The weekly USDA Export Sales report seemed quite bullish for ICE cotton futures again this week. The stated total for the week ended January 23 came in at 479,700 running bales. That actually fell about 3% short of the massive result posted the previous week, but it virtually doubled the four-week average (up 90%). Such huge results for two straight weeks strongly suggest current U.S. cotton prices are proving very attractive to international customers. However, as the following chart shows, the nearby March contract proved able to sustain only a portion of its initial bullish response, thereby suggesting other factors were in play.

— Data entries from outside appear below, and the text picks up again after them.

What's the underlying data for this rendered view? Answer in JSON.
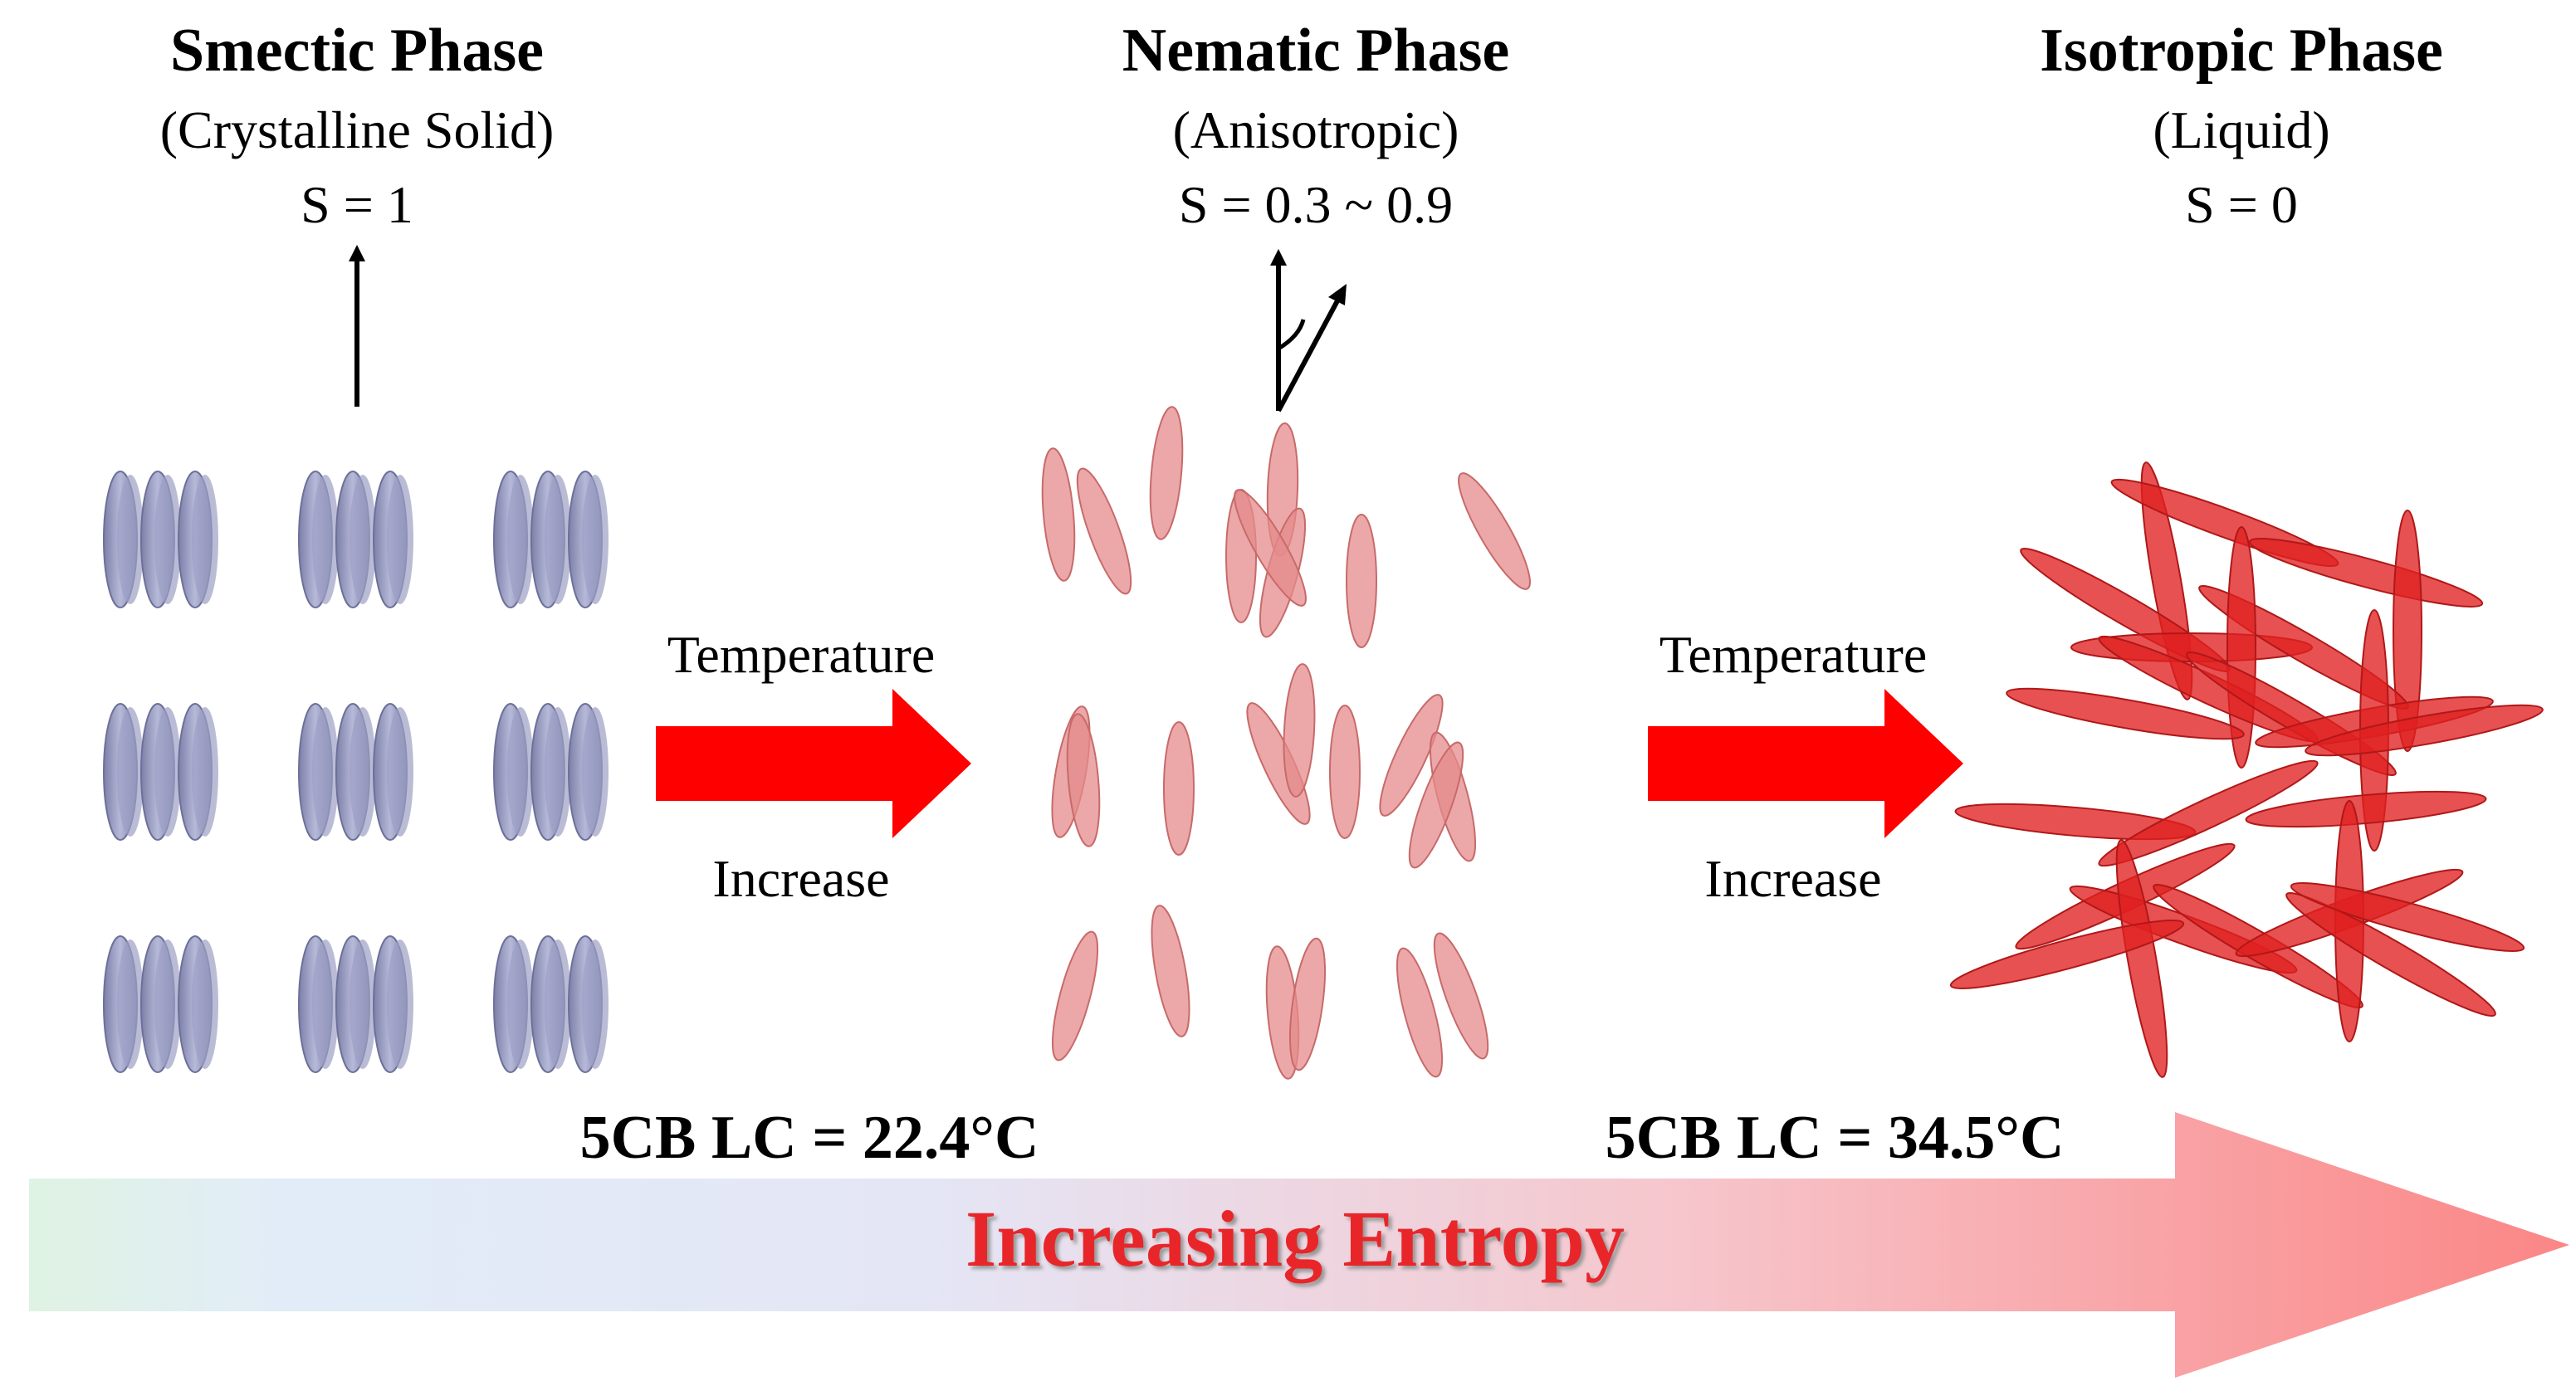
{
  "phases": [
    {
      "title": "Smectic Phase",
      "subtitle": "(Crystalline Solid)",
      "order": "S = 1"
    },
    {
      "title": "Nematic Phase",
      "subtitle": "(Anisotropic)",
      "order": "S = 0.3 ~ 0.9"
    },
    {
      "title": "Isotropic Phase",
      "subtitle": "(Liquid)",
      "order": "S = 0"
    }
  ],
  "transitions": [
    {
      "top": "Temperature",
      "bottom": "Increase",
      "point": "5CB LC = 22.4°C"
    },
    {
      "top": "Temperature",
      "bottom": "Increase",
      "point": "5CB LC = 34.5°C"
    }
  ],
  "entropy_label": "Increasing Entropy"
}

I’m inclined to blame a Wednesday afternoon report for the muted response, although futures didn’t seem to react all that badly to the news in overnight trading. That is, officials with the ICE exchange announced yesterday that certificated stocks deliverable against nearby futures had jumped from 76,075 bales on Monday to 136,657 running bales Tuesday afternoon.
Such a large surge indicates the U.S. cotton industry is very interested in delivery product against futures when the nearby March contract enters delivery in early March. The chart above suggests technical support around the 84.00-cent level is quite robust, but the fact that bulls couldn’t sustain moves above its 10-day moving average (magenta line) also implies resistance at slightly higher levels could quite substantial. The larger trend rather obviously appears to be pointing higher at this juncture.
However, we would warn that the market may stall during the days just ahead, simply because Friday marks the start of the Chinese New Year, thereby implying a lack of Chinese participation in the days just ahead.